When I got to the summer camp that summer, all the students had a placement exam so we could be divided into multiple levels. I had been placed in the second lowest level of 20 or so, and I couldn’t believe it! I had been working so hard on my technique, and I loved ballet–what was wrong with me?

I worked tirelessly anyway, attending three or four tough ballet classes a day, and watched as others in my class were moved up to higher levels. In between classes, I would sit in on the highest level’s class and marvel at their tight technique, ease and grace, wishing I could be like them.

The next summer, I did another five-week intensive. At the audition, the owner of the company said, “you’re a little weak, but I guess you can join us.” It was crushing. To make matters worse, I remember asking another girl in my class what he had told her when she auditioned, and she said “he told me I must have a really great teacher because I’m really strong.” We had the same teacher!

My dance career was full of moments like this. Most of them were only ego-bruising, but the one that really changed my course in life was when I was rejected from the professional dance program at Ryerson University. When this happened, I made up my mind to hang up my dance shoes forever and choose another, more “normal” career.
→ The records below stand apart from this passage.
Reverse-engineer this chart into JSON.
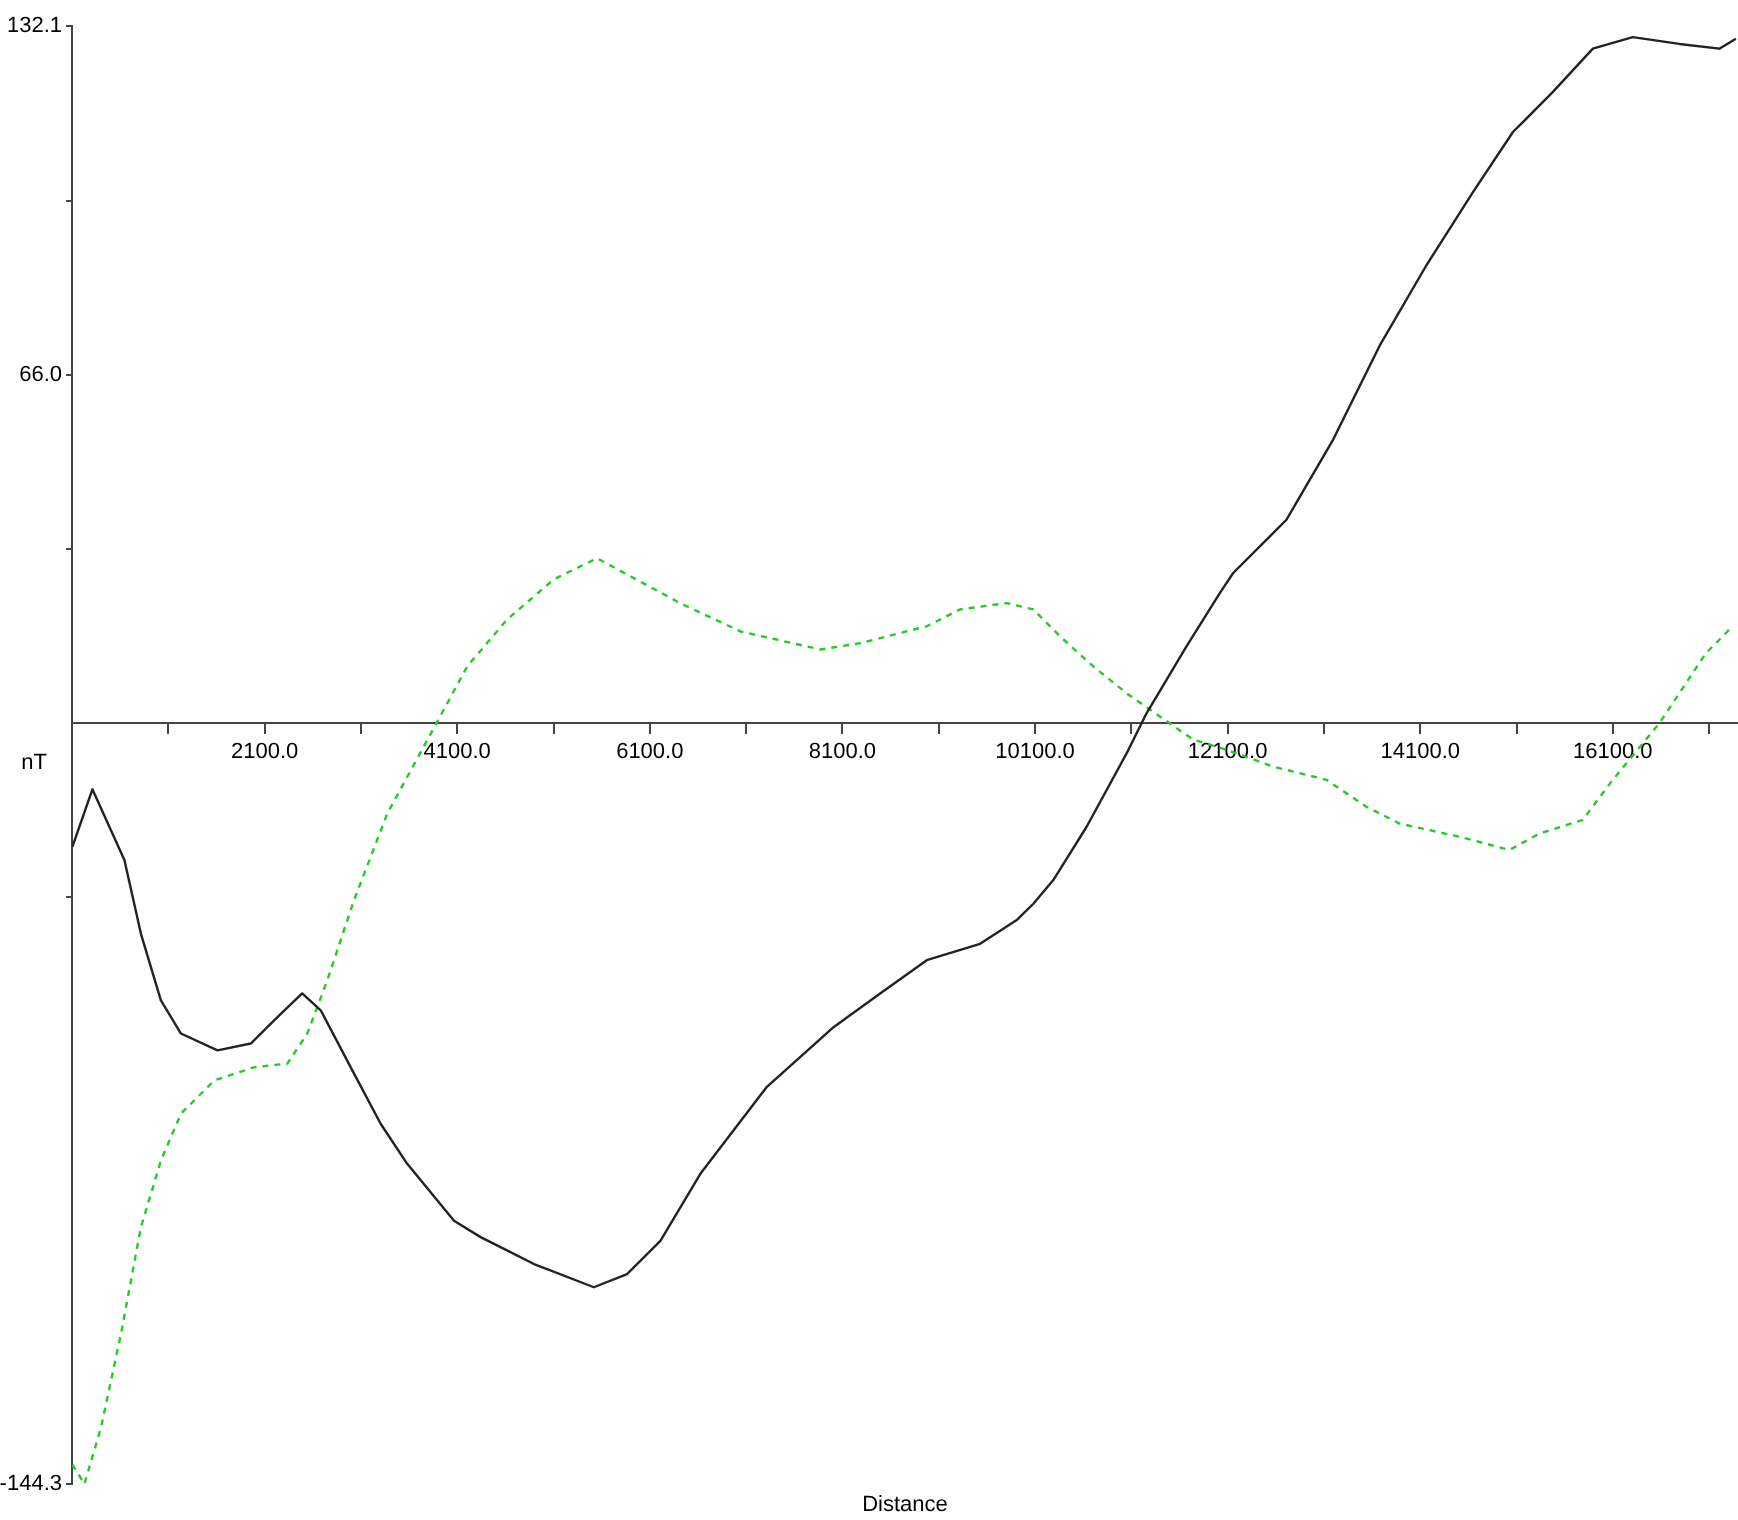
{
  "chart_data": {
    "type": "line",
    "xlabel": "Distance",
    "ylabel": "nT",
    "xlim": [
      100,
      17400
    ],
    "ylim": [
      -144.3,
      132.1
    ],
    "xticks": [
      {
        "value": 1100,
        "label": null
      },
      {
        "value": 2100,
        "label": "2100.0"
      },
      {
        "value": 3100,
        "label": null
      },
      {
        "value": 4100,
        "label": "4100.0"
      },
      {
        "value": 5100,
        "label": null
      },
      {
        "value": 6100,
        "label": "6100.0"
      },
      {
        "value": 7100,
        "label": null
      },
      {
        "value": 8100,
        "label": "8100.0"
      },
      {
        "value": 9100,
        "label": null
      },
      {
        "value": 10100,
        "label": "10100.0"
      },
      {
        "value": 11100,
        "label": null
      },
      {
        "value": 12100,
        "label": "12100.0"
      },
      {
        "value": 13100,
        "label": null
      },
      {
        "value": 14100,
        "label": "14100.0"
      },
      {
        "value": 15100,
        "label": null
      },
      {
        "value": 16100,
        "label": "16100.0"
      },
      {
        "value": 17100,
        "label": null
      }
    ],
    "yticks": [
      -144.3,
      {
        "value": -33,
        "label": null
      },
      {
        "value": 33,
        "label": null
      },
      {
        "value": 66,
        "label": "66.0"
      },
      {
        "value": 99,
        "label": null
      },
      132.1
    ],
    "grid": false,
    "legend": false,
    "marker": "none",
    "series": [
      {
        "color": "#222222",
        "line_style": "solid",
        "x": [
          104,
          312,
          644,
          816,
          1023,
          1231,
          1611,
          1957,
          2199,
          2490,
          2683,
          3029,
          3305,
          3581,
          4067,
          4343,
          4897,
          5519,
          5864,
          6210,
          6625,
          7316,
          8008,
          8492,
          8976,
          9530,
          9910,
          10083,
          10290,
          10636,
          11051,
          11258,
          11673,
          12019,
          12158,
          12711,
          13196,
          13679,
          14163,
          14648,
          15063,
          15478,
          15893,
          16307,
          16791,
          17206,
          17378
        ],
        "values": [
          -23.5,
          -12.6,
          -26,
          -40,
          -52.6,
          -58.9,
          -62.1,
          -60.8,
          -56.4,
          -51.3,
          -54.5,
          -66.5,
          -76,
          -83.6,
          -94.4,
          -97.5,
          -102.6,
          -107,
          -104.5,
          -98.2,
          -85.5,
          -69,
          -57.7,
          -51.3,
          -45,
          -41.9,
          -37.4,
          -34.3,
          -29.8,
          -19.7,
          -5.8,
          1.8,
          14.5,
          24.6,
          28.4,
          38.5,
          53.7,
          71.5,
          86.7,
          100.6,
          112,
          119.6,
          127.8,
          130,
          128.7,
          127.8,
          129.7
        ]
      },
      {
        "color": "#22cc22",
        "line_style": "dashed",
        "x": [
          104,
          229,
          401,
          608,
          816,
          1023,
          1231,
          1577,
          1992,
          2336,
          2544,
          2751,
          3029,
          3374,
          3893,
          4204,
          4619,
          5104,
          5552,
          6424,
          7046,
          7874,
          8285,
          8976,
          9322,
          9806,
          10083,
          10359,
          10705,
          11051,
          11397,
          11743,
          12089,
          12573,
          13126,
          13541,
          13886,
          14509,
          15027,
          15338,
          15788,
          16100,
          16583,
          17067,
          17344
        ],
        "values": [
          -140.6,
          -144.3,
          -133.6,
          -115.9,
          -95.6,
          -83,
          -74.1,
          -67.8,
          -65.3,
          -64.6,
          -58.9,
          -48.8,
          -33.6,
          -17.2,
          0.2,
          10.7,
          19.6,
          27.2,
          31.2,
          22.6,
          17.3,
          13.9,
          15.1,
          18.3,
          21.5,
          22.7,
          21.5,
          16.4,
          10.7,
          5.6,
          1.2,
          -3.2,
          -5.1,
          -8.3,
          -10.8,
          -15.9,
          -19.1,
          -21.6,
          -24.1,
          -21,
          -18.4,
          -10.8,
          -0.1,
          13.2,
          18.3
        ]
      }
    ]
  }
}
I dropped in on a few ballet classes while I was in university, but I wasn’t nearly as committed as before, and slowly, it faded off into the background as “something I used to do.” I had done what no creative person should ever do: I had allowed fears, doubts, insecurities, others’ negativity, and rejection seep into my consciousness and I had given up. 

But what I hadn’t known at the time was that if you always choose to do what you love, you’re already winning. You don’t have to please others with your decisions, and you definitely don’t have to justify your decisions to anyone.

Does this mean I regret quitting when I did? Hell no! If I hadn’t been rejected, I never would have studied journalism at university, and who knows if I would even be writing this today.

Now, I’ve adopted other forms of movement like barre and yoga that still give me that same rush of endorphins and pure joy. I feel so privileged to move my body in ways that I want to every day, and the best part is that I feel confident enough to do it because I love it and it makes me happy.

With the level of joy, freedom, love, and peace it brings, creative movement is no doubt a spiritual act. To me, spirituality is about connecting with something bigger than us, and allowing our lives to flow with ease, grace and joy. I believe we all have built-in access to this wealth of knowledge, wisdom and beauty, and creative movement is one of the best ways to tap into it.

Whether I’m doing yoga, barre, or my made-up version of Irish dancing in my kitchen, I’m finally realizing that the only person who needs to approve of the way I move is me. How freeing is that?